New congregation, but net loss of two

So, I look forward to the Unitarian Universalist Association Board of Trustee meetings packets. They get posted online, and there’s a January meeting. That one got posted yesterday.

The good news in that the Unitarian Universalist Bay de Noc Fellowship, Escanaba, in the upper peninsula of Michigan, is being proposed for membership, and I have no reason to think that won’t happen.

Also announced? Well, that’s the bad news. The congregations in Florence, South Carolina (emerging) and Kodiak, Alaska are no more. And two other Michigan congregations — Paint Branch Unitarian Universalist, Rochester and Emerson Unitarian Universalist, Tray — have merged to become Beacon Unitarian Universalist, Troy. The last part is not bad per-se, but it does mean a net decline of two congregations.
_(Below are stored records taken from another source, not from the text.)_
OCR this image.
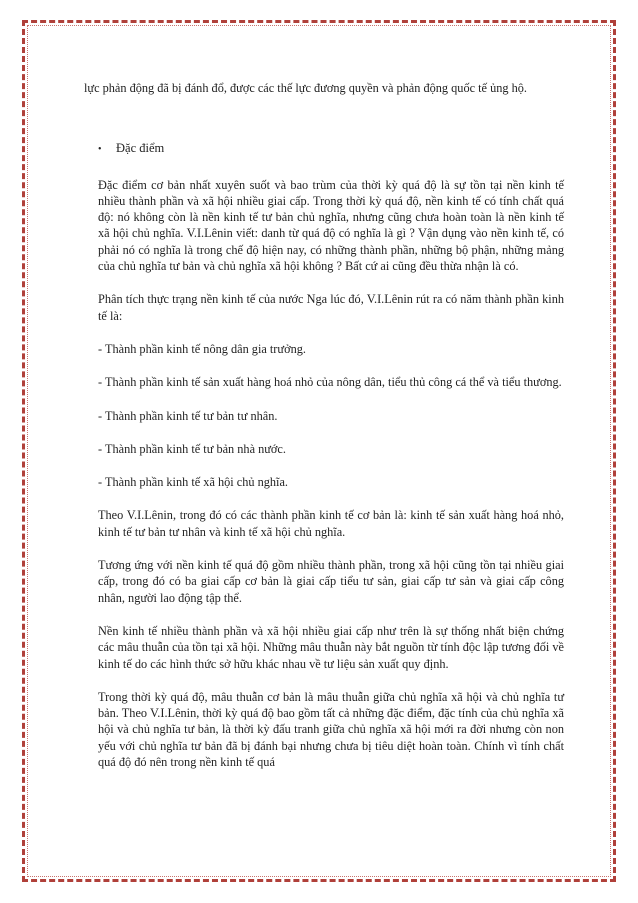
lực phản động đã bị đánh đổ, được các thế lực đương quyền và phản động quốc tế ủng hộ.

•	Đặc điểm

Đặc điểm cơ bản nhất xuyên suốt và bao trùm của thời kỳ quá độ là sự tồn tại nền kinh tế nhiều thành phần và xã hội nhiều giai cấp. Trong thời kỳ quá độ, nền kinh tế có tính chất quá độ: nó không còn là nền kinh tế tư bản chủ nghĩa, nhưng cũng chưa hoàn toàn là nền kinh tế xã hội chủ nghĩa. V.I.Lênin viết: danh từ quá độ có nghĩa là gì ? Vận dụng vào nền kinh tế, có phải nó có nghĩa là trong chế độ hiện nay, có những thành phần, những bộ phận, những mảng của chủ nghĩa tư bản và chủ nghĩa xã hội không ? Bất cứ ai cũng đều thừa nhận là có.

Phân tích thực trạng nền kinh tế của nước Nga lúc đó, V.I.Lênin rút ra có năm thành phần kinh tế là:

- Thành phần kinh tế nông dân gia trưởng.

- Thành phần kinh tế sản xuất hàng hoá nhỏ của nông dân, tiểu thủ công cá thể và tiểu thương.

- Thành phần kinh tế tư bản tư nhân.

- Thành phần kinh tế tư bản nhà nước.

- Thành phần kinh tế xã hội chủ nghĩa.

Theo V.I.Lênin, trong đó có các thành phần kinh tế cơ bản là: kinh tế sản xuất hàng hoá nhỏ, kinh tế tư bản tư nhân và kinh tế xã hội chủ nghĩa.

Tương ứng với nền kinh tế quá độ gồm nhiều thành phần, trong xã hội cũng tồn tại nhiều giai cấp, trong đó có ba giai cấp cơ bản là giai cấp tiểu tư sản, giai cấp tư sản và giai cấp công nhân, người lao động tập thể.

Nền kinh tế nhiều thành phần và xã hội nhiều giai cấp như trên là sự thống nhất biện chứng các mâu thuẫn của tồn tại xã hội. Những mâu thuẫn này bắt nguồn từ tính độc lập tương đối về kinh tế do các hình thức sở hữu khác nhau về tư liệu sản xuất quy định.

Trong thời kỳ quá độ, mâu thuẫn cơ bản là mâu thuẫn giữa chủ nghĩa xã hội và chủ nghĩa tư bản. Theo V.I.Lênin, thời kỳ quá độ bao gồm tất cả những đặc điểm, đặc tính của chủ nghĩa xã hội và chủ nghĩa tư bản, là thời kỳ đấu tranh giữa chủ nghĩa xã hội mới ra đời nhưng còn non yếu với chủ nghĩa tư bản đã bị đánh bại nhưng chưa bị tiêu diệt hoàn toàn. Chính vì tính chất quá độ đó nên trong nền kinh tế quá
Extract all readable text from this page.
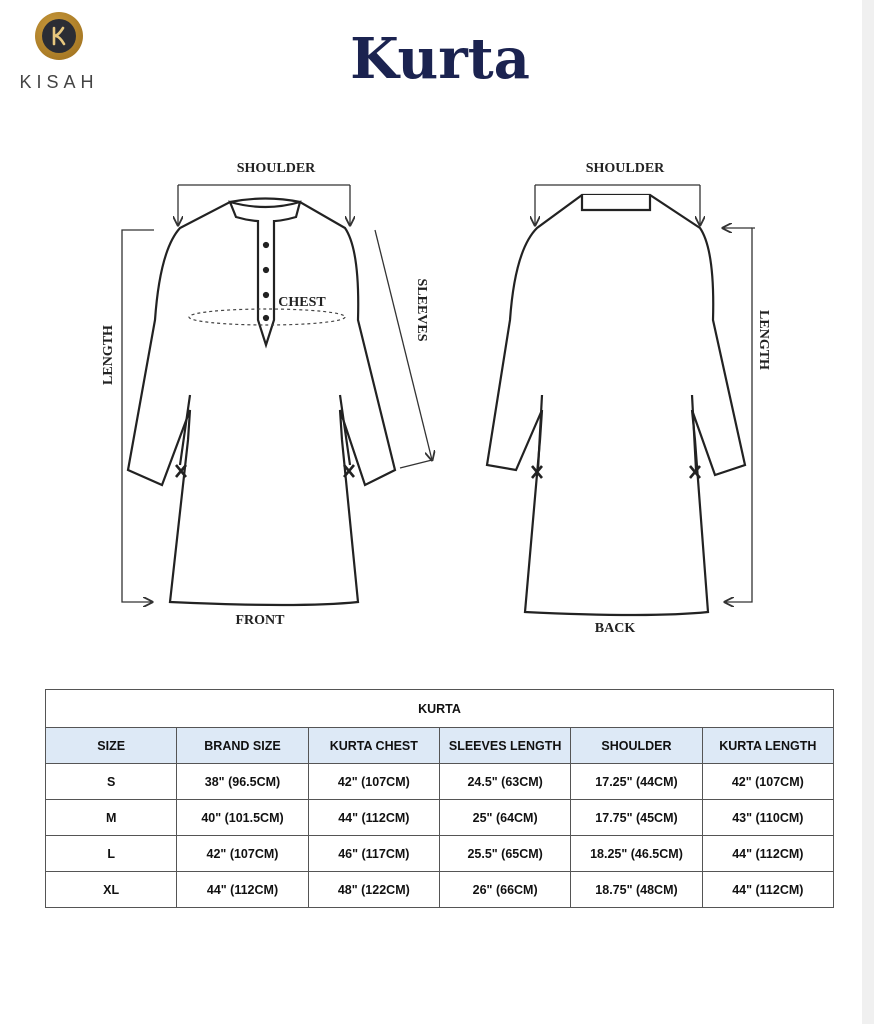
KISAH	Kurta
SHOULDER
CHEST	SLEEVES
LENGTH
FRONT
SHOULDER
LENGTH
BACK
KURTA					
SIZE	BRAND SIZE	KURTA CHEST	SLEEVES LENGTH	SHOULDER	KURTA LENGTH
S	38" (96.5CM)	42" (107CM)	24.5" (63CM)	17.25" (44CM)	42" (107CM)
M	40" (101.5CM)	44" (112CM)	25" (64CM)	17.75" (45CM)	43" (110CM)
L	42" (107CM)	46" (117CM)	25.5" (65CM)	18.25" (46.5CM)	44" (112CM)
XL	44" (112CM)	48" (122CM)	26" (66CM)	18.75" (48CM)	44" (112CM)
Or, you can read the memo here. (PDF)

The metrics dashboard (PDF) — read, participation and membership numbers — also gives pause.

By Scott Wells

Scott Wells, 46, is a Universalist Christian minister doing Universalist theology and church administration hacks in Washington, D.C.


  1. The merger of the Paint Creek congregation in Rochester, with the Emerson Church in Troy signals a decline to me. Especially when taken in context of the decline in membership in the neighboring 2 congregations in Birmingham and Farmington. I once lived in the area, and was very familiar with both congregations. Emerson and Paint Creek are basically merging into the historic Troy facilities (a state historic landmark barn church). But each was a product of church extension from different eras, and were intended to expand Unitarian Universalism to different sections of Detroit’s suburban Oakland County. Emerson was a spin off from the Birmingham church, and Paint Creek an extension effort from (I believe) the early 90’s. The consolidation of the 2 marks a retrenchment (though it was perhaps unavoidable if both churches were in decline) that leaves no UU congregation in northern Oakland County. I would also note that quite often when churches merge, the long-term net result is a church larger than the two individual partners, but ultimately smaller than the total of both combined. For example Church A has 60 members and merges with Church B which has 35 members [60+35]. While the initial merged total is 95, the system often resets within a decade to a number smaller than the merged total ( say 70). These kind of mergers bring temporary relief, but often result in a net decrease in people being served. In the meantime, the underlying causes of decline go unexamined.